O que se pode entender pelo “homem transmudado” verá o leitor que é “o homem que pensa e conhece com todo o seu ser”; o que se pode entender por natureza, é o que em Pascoes se aprende. “Aprende-se a conhecer na natureza visível o seu duplo oculto. Todos os seres têm o seu duplo, diz-nos Pascoaes, e as
sombras constituem o verdadeiro lado das coisas. Por
sombra entende ele […] a imagem secreta de cada coisa, que se torna presente ao espírito por uma invocação mágica que nomeia o ser da coisa e os seus atributos: a ideia.”
Neste último texto transcrito, encontramos a expressão daquilo que, na abertura desta “notícia”, dissemos ser “a singularidade muito significativa” do livro de António Telmo.
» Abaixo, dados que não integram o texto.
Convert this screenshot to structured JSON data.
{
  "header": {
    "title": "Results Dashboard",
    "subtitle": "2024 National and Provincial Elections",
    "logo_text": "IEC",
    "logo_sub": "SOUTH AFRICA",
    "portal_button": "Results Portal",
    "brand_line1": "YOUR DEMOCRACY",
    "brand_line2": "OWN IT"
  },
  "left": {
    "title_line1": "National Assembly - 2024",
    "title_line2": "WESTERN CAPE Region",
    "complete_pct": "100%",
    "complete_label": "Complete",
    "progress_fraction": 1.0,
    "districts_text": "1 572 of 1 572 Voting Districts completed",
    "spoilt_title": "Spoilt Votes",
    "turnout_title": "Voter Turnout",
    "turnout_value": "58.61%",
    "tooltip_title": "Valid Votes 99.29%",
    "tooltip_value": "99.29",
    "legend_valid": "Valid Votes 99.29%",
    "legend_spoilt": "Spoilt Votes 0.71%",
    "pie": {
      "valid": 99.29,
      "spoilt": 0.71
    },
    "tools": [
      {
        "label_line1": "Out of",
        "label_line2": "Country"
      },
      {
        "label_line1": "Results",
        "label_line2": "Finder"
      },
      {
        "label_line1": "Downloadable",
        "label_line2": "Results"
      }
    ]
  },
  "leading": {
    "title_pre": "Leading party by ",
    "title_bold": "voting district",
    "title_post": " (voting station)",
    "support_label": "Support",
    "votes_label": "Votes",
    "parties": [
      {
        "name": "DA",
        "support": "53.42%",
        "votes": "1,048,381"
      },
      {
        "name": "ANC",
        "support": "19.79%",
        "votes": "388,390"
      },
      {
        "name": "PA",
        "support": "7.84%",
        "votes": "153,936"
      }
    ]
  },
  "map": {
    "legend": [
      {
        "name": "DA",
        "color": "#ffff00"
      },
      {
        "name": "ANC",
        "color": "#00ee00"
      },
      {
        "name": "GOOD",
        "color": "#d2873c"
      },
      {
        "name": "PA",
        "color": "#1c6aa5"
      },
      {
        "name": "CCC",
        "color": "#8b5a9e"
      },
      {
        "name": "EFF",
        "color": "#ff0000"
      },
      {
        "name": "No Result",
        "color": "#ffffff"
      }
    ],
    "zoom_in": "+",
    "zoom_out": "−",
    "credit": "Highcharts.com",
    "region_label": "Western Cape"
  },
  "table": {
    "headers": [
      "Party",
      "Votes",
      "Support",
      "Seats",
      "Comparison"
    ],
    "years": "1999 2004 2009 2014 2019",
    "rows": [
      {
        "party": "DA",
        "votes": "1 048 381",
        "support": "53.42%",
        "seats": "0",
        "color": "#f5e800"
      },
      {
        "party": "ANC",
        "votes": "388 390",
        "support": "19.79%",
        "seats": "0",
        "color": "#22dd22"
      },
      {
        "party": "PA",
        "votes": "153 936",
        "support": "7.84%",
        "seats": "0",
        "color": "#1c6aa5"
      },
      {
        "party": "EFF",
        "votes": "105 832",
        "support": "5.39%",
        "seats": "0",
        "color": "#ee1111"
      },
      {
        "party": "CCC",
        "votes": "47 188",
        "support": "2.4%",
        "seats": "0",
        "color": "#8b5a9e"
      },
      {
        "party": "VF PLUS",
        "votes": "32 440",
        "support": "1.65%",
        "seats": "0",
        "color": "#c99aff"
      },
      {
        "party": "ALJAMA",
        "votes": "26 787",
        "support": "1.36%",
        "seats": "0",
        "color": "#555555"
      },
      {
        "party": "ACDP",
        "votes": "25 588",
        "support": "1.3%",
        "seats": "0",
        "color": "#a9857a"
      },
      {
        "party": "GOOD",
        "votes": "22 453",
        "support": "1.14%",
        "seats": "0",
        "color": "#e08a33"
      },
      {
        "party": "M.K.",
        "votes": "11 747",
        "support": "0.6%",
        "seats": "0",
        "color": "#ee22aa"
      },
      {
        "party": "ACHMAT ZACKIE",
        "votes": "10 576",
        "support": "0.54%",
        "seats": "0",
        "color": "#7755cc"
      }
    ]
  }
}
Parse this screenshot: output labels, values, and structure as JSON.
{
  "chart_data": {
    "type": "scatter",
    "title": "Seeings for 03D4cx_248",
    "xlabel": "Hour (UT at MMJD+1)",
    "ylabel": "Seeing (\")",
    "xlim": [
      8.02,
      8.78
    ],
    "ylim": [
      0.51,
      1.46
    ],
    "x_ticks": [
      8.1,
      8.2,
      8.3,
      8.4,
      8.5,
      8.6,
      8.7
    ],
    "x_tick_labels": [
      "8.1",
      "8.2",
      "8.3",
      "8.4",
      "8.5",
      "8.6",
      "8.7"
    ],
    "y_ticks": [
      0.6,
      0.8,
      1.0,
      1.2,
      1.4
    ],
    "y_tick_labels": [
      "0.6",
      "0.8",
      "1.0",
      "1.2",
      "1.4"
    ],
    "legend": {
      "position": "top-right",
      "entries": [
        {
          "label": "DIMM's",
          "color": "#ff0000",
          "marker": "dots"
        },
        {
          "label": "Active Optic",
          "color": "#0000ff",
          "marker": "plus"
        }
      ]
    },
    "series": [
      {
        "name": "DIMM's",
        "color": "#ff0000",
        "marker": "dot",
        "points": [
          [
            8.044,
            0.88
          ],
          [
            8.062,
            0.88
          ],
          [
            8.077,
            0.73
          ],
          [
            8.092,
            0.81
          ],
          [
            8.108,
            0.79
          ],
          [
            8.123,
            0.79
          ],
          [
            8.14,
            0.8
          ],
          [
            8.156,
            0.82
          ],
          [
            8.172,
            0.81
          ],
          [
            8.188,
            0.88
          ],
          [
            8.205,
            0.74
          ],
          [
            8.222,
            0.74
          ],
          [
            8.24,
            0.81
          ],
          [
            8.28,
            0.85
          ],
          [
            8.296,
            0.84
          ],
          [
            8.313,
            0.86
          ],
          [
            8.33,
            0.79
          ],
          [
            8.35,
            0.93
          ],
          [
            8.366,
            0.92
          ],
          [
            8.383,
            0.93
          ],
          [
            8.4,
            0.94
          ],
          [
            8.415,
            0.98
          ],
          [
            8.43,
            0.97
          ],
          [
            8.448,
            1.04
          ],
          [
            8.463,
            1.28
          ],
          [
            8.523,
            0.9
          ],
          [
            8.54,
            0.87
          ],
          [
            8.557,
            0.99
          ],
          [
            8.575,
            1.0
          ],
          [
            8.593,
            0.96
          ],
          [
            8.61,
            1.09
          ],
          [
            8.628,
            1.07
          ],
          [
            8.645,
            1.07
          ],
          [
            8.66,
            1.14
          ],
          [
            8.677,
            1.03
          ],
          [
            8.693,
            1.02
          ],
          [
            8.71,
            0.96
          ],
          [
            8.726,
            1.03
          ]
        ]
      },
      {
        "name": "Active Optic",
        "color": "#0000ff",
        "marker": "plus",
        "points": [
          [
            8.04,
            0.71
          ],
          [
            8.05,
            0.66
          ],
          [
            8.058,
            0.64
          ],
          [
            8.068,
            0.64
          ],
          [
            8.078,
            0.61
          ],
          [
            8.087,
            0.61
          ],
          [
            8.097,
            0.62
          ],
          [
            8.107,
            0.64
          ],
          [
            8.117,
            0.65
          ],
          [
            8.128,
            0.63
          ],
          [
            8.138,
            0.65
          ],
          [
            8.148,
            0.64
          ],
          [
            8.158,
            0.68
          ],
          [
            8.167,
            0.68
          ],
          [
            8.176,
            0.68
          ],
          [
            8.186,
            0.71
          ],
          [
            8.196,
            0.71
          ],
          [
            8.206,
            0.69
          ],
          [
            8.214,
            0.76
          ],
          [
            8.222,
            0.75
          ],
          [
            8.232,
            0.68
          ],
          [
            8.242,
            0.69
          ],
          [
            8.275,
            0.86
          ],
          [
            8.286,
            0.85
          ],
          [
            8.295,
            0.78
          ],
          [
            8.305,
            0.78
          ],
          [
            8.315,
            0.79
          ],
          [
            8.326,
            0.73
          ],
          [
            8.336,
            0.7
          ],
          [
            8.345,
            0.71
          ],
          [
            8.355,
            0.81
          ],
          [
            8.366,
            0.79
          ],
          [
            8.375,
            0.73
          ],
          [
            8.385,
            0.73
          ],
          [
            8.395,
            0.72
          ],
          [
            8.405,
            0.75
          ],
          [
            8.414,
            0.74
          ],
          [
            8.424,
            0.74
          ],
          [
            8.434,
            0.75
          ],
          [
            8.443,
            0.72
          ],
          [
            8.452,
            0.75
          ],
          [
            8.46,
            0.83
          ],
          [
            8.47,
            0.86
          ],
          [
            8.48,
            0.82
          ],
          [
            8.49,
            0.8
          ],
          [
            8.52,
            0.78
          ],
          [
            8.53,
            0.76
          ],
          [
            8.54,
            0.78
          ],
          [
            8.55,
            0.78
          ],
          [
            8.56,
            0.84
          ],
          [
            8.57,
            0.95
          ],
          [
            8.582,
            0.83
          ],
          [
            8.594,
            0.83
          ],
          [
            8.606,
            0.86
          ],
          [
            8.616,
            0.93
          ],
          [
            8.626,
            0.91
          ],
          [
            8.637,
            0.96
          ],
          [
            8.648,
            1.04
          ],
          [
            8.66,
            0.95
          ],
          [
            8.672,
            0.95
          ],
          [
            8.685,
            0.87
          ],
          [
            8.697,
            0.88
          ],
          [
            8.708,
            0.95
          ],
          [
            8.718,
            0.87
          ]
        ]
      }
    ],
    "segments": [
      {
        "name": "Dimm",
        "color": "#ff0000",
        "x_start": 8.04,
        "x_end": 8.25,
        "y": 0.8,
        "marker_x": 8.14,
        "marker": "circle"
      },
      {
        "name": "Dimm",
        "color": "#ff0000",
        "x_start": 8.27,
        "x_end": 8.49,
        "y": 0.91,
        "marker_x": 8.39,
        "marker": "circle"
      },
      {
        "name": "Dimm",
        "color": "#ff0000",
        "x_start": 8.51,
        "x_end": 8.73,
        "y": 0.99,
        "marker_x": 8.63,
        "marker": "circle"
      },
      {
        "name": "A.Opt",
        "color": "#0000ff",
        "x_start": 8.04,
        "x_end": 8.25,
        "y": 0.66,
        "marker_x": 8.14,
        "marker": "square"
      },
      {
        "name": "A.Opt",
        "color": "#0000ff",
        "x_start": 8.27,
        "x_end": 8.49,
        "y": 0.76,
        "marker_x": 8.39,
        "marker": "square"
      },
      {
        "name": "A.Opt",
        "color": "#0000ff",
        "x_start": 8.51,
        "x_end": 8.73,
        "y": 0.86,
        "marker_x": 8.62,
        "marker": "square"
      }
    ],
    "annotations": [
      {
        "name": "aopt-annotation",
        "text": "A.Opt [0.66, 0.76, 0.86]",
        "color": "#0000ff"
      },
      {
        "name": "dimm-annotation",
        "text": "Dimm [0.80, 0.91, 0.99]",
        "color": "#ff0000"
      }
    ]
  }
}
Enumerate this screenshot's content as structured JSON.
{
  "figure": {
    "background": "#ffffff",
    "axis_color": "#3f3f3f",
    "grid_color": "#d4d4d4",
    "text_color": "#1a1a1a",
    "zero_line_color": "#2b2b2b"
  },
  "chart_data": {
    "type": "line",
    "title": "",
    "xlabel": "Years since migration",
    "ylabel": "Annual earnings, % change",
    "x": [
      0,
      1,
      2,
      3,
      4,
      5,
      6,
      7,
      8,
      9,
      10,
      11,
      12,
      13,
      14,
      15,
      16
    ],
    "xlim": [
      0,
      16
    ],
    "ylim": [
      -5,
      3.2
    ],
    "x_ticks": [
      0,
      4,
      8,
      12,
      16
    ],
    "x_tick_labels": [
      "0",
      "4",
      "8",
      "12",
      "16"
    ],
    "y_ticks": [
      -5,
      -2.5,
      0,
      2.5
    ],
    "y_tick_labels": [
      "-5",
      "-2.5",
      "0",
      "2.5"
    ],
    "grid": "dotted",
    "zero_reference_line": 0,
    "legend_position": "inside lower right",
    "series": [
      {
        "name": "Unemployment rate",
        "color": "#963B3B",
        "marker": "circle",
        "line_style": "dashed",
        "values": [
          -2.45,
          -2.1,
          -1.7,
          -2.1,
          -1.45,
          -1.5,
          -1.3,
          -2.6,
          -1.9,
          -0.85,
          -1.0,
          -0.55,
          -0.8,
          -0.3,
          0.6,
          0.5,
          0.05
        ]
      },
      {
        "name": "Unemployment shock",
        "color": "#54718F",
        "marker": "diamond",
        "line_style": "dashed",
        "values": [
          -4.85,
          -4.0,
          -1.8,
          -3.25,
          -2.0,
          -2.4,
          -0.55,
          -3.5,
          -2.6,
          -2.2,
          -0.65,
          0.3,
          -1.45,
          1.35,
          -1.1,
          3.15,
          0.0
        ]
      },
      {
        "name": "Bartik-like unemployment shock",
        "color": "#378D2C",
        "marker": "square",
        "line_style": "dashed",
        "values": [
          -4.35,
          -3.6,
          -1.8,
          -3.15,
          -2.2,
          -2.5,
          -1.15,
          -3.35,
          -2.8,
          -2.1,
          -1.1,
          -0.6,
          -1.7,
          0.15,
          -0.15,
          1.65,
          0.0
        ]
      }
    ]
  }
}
Com efeito, as obras de tradição secreta, ocultista ou esotérica, suscitam sempre a suspeita e receio de se tratar de obras onde o pensamento não sai do labirinto, sempre perturbante e muitas vezes belo mas sem finalidade, das combinações, comparações e metáforas, das analogias sem anagogia. Outra suspeita que poderia também suscitar um livro do autor de
A Arte Poética – publicada há dez anos para ficar circunscrita ao círculo, ou ao “gueto”, onde se refugia a livre poesia – seria a de se tratar de uma armadilha destinada a atrair caçadores de borboletas, isto é, perseguidores do segredo da alma, neste caso a de uma Pátria, que, ora rastejante ora alada, sucessivamente se esconde para em nova forma surgir e surge para de novo se esconder, e em suas metamorfoses infinitamente repete o mesmo eterno ciclo de progresso e de regresso. Ora em todo este livro, como no texto transcrito, verificará o leitor que António Telmo não ficou nem na imagem muda do saber secreto nem na palavra poética da imaginação sem conceito: - num primeiro momento, a imagem emerge ao espírito por uma invocação mágica, operação na qual reside o pensamento esotérico que – à maneira do amor em Dante – solicita todo o ser do homem; num segundo momento, a invocação adquire substância poética, ou palavra, pois nomeia, dá nome à imagem invocada; num terceiro e último momento, o nome dado à imagem invocada é o nome do “ser da coisa e seus atributos: a ideia”.
O saber poético em que culminou o saber esotérico, culmina, por sua vez, no saber filosófico. E ao situar no último momento, sem o qual os outros pouco ou nada são, a filosofia, o leitor decerto evocará, expressa como ela está pela “ideia”, os dois pensadores de extrema oposição que foram os dois filósofos da “ideia”: Hegel e Platão. Não se trata, porém, da ideia de Hegel, que é a ideia de Deus encarnado, do Cristo, cingido como está todo o pensamento hegeliano – sistematização acabada da filosofia nórdica ou moderna – a um penoso comentário
pari passu da missa cristã. A ideia, “ser da coisa e seus atributos” – ou ser e saber do ser – aparece aqui como uma interpretação anagógica das
sombras de Pascoaes. É pela poesia pontifical, pela função pontifical da poesia, que, por cima e para além das águas já mortas do hegelianismo, a ideia nos prende a Platão que também pôs nas sombras o patente e o secreto.